Do trendów dzisiejszej gastronomii należy serwowanie jeszcze niedawno nieobecnych na naszych stołach mięs: jagnięciny, koźlęciny czy zyskującej na popularności dziczyzny. Problemem restauratorów jest jednak to, że w dalszym ciągu trudno o niezawodnych dostawców, którzy są w stanie zagwarantować stałą jakość mięsa.
Dlatego oprócz lokalnych czy regionalnych dostawców warto zwrócić uwagę na mięso importowane z krajów, gdzie tradycje hodowli tych „egzotycznych” dla Polaków zwierząt są dobrze zakorzenione. Już wkrótce, bo jeszcze w grudniu bieżącego roku, na polski rynek trafi brytyjska jagnięcina dostarczana przez EBLEX – Brytyjskie Stowarzyszenie Producentów Wołowiny i Jagnięciny, przy współpracy z Brytyjsko-Polską Izbą Handlową (BPCC).
Tę kulinarną premierę zaplanowano z dużym rozmachem. Na początku listopada, odbył się wyjazd studyjny, w którym wzięło udział sześciu wybitnych polskich szefów kuchni (Tomasz Dziura, Ernest Jagodziński, Tomasz Milewski, Paweł Oszczyk, Łukasz Pielak i Dariusz Struciński). Mieli oni możliwość zapoznać się na miejscu z procesem hodowli jagniąt, walorami smakowymi ich mięsa, jak również z nie stosowanymi w Polsce angielskimi technikami jego rozbioru.
Natomiast już na początku przyszłego roku będzie można obejrzeć odcinek programu telewizyjnego Karola Okrasy poświęcony właśnie brytyjskiej jagnięcinie.
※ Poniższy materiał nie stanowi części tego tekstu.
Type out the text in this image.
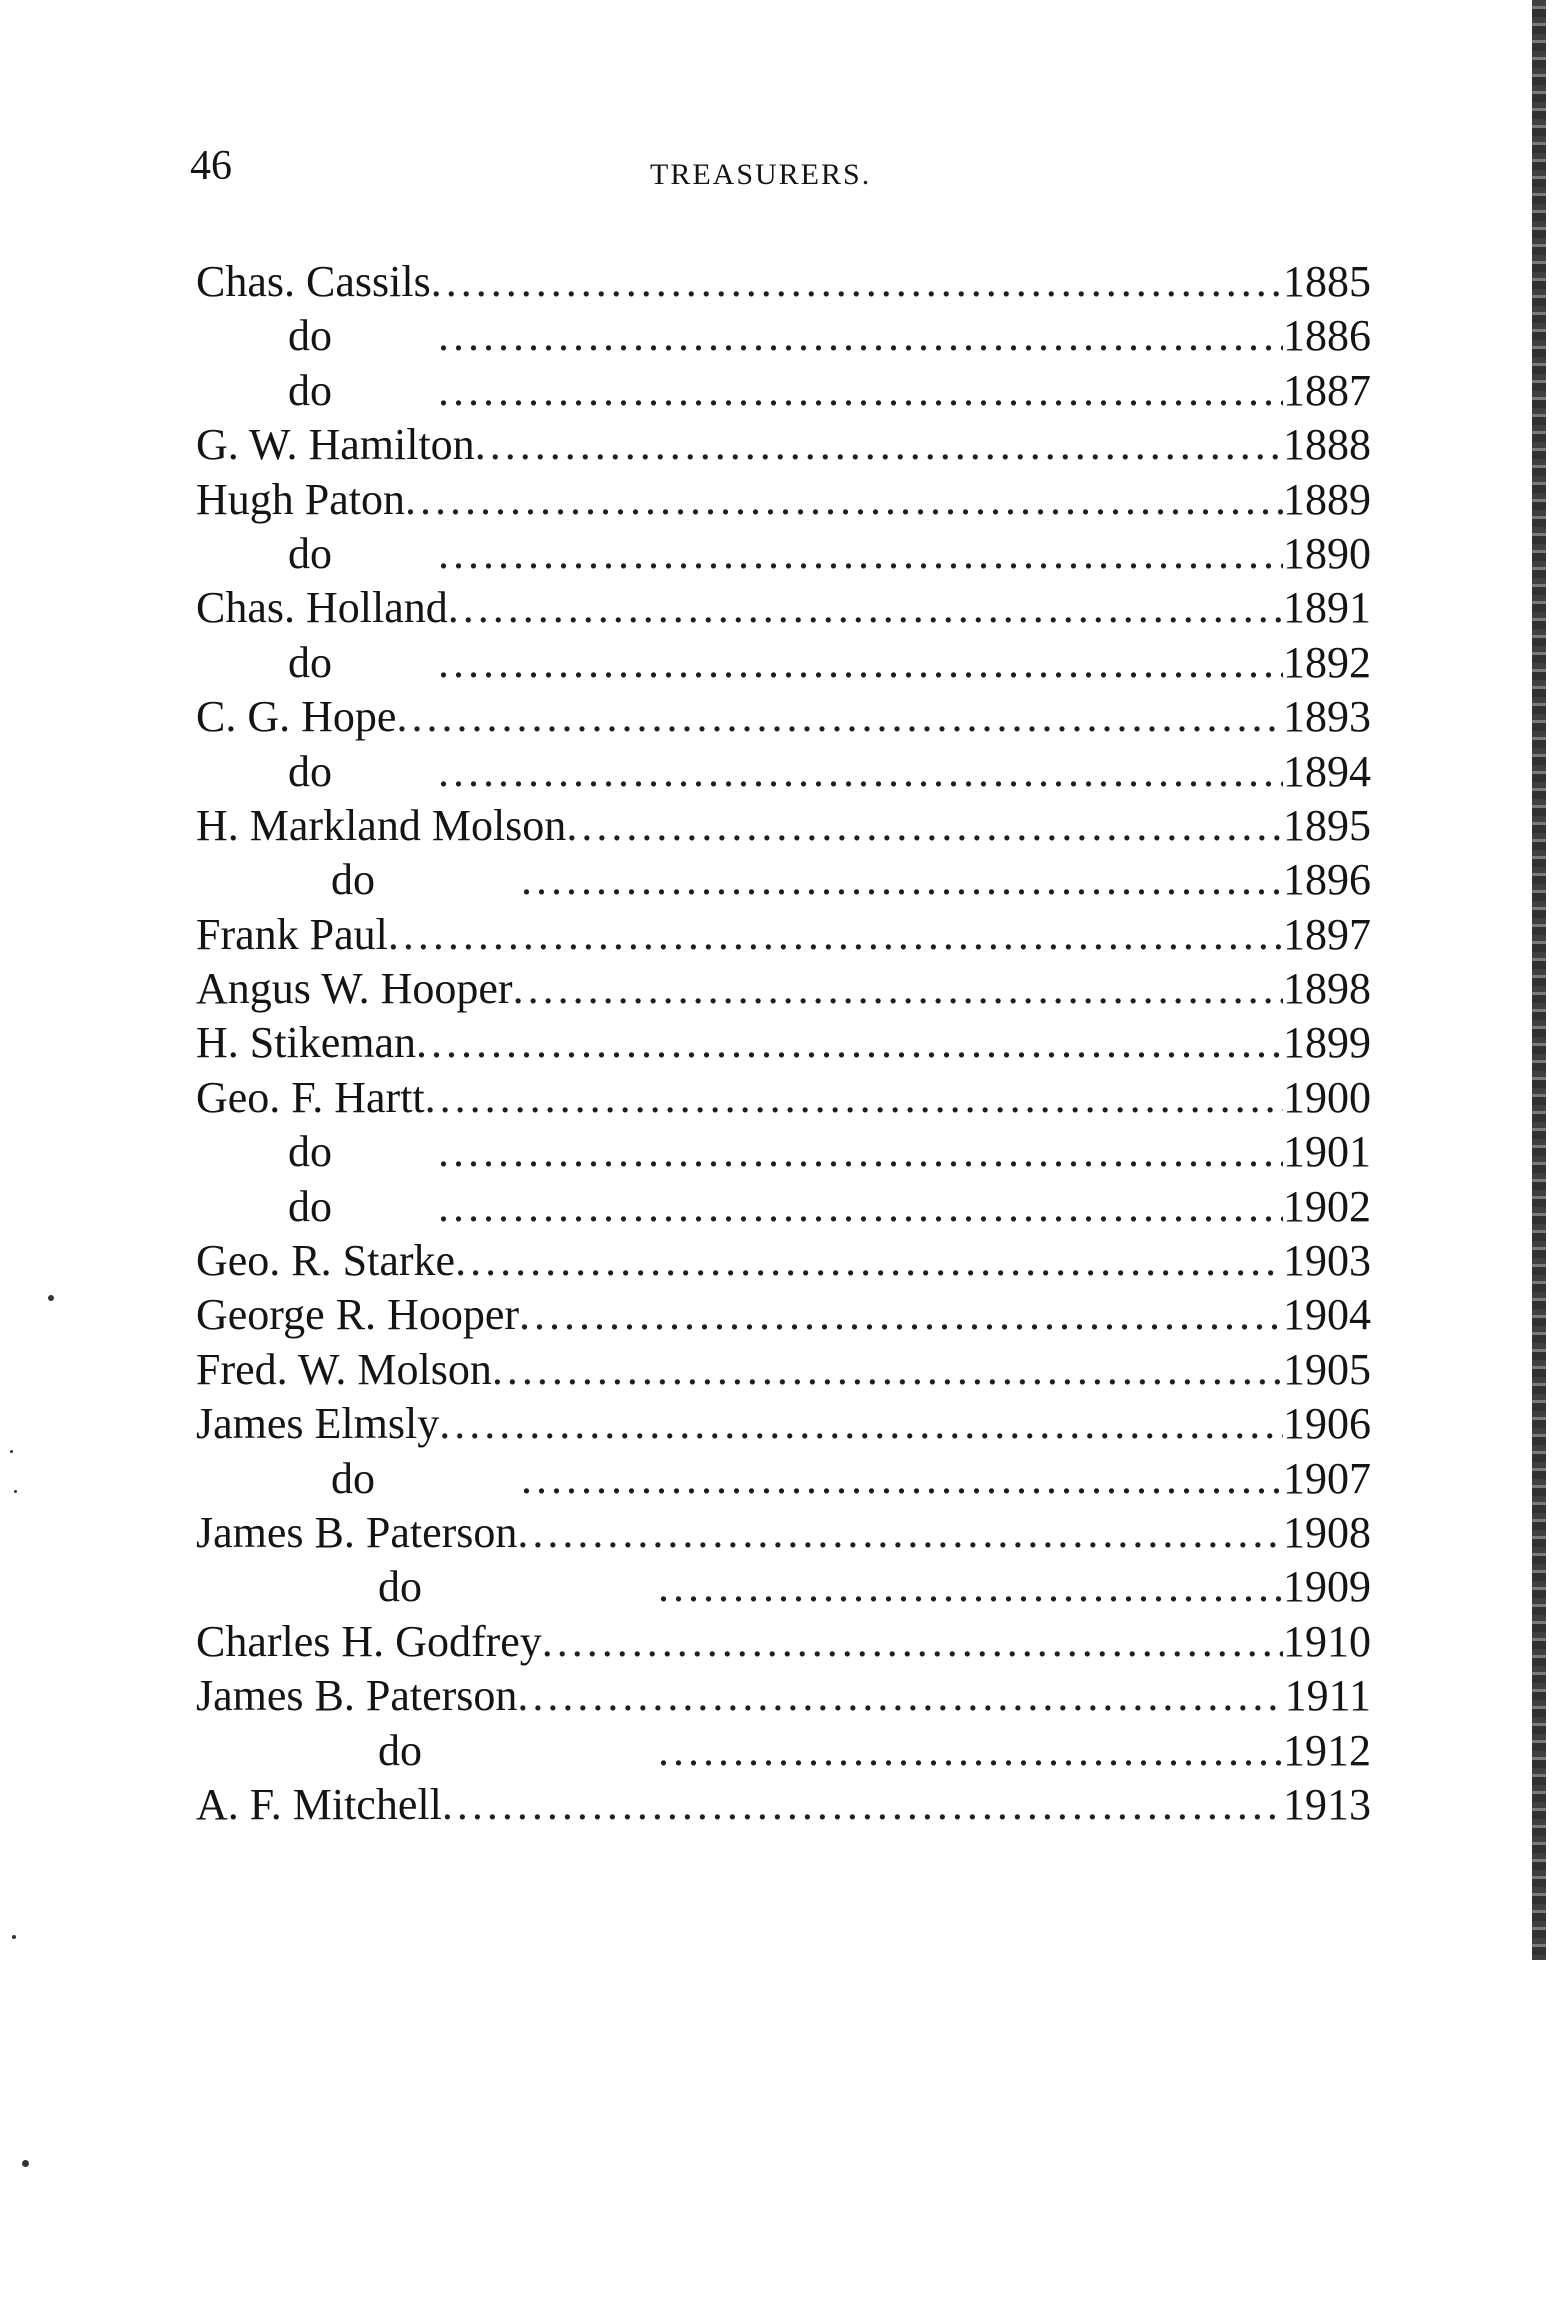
46	TREASURERS.
Chas. Cassils .....	1885
do .....	1886
do .....	1887
G. W. Hamilton .....	1888
Hugh Paton .....	1889
do .....	1890
Chas. Holland .....	1891
do .....	1892
C. G. Hope .....	1893
do .....	1894
H. Markland Molson .....	1895
do .....	1896
Frank Paul .....	1897
Angus W. Hooper .....	1898
H. Stikeman .....	1899
Geo. F. Hartt .....	1900
do .....	1901
do .....	1902
Geo. R. Starke .....	1903
George R. Hooper .....	1904
Fred. W. Molson .....	1905
James Elmsly .....	1906
do .....	1907
James B. Paterson .....	1908
do .....	1909
Charles H. Godfrey .....	1910
James B. Paterson .....	1911
do .....	1912
A. F. Mitchell .....	1913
Przedstawiciele EBLEX są przekonani, że brytyjska jagnięcina zostanie entuzjastycznie przyjęta w Polsce i na stałe zagości na talerzach najlepszych polskich restauracji. Sądząc po tym, czego dowiedzieliśmy się (i spróbowaliśmy) w Wielkiej Brytanii, jest to przekonanie uzasadnione.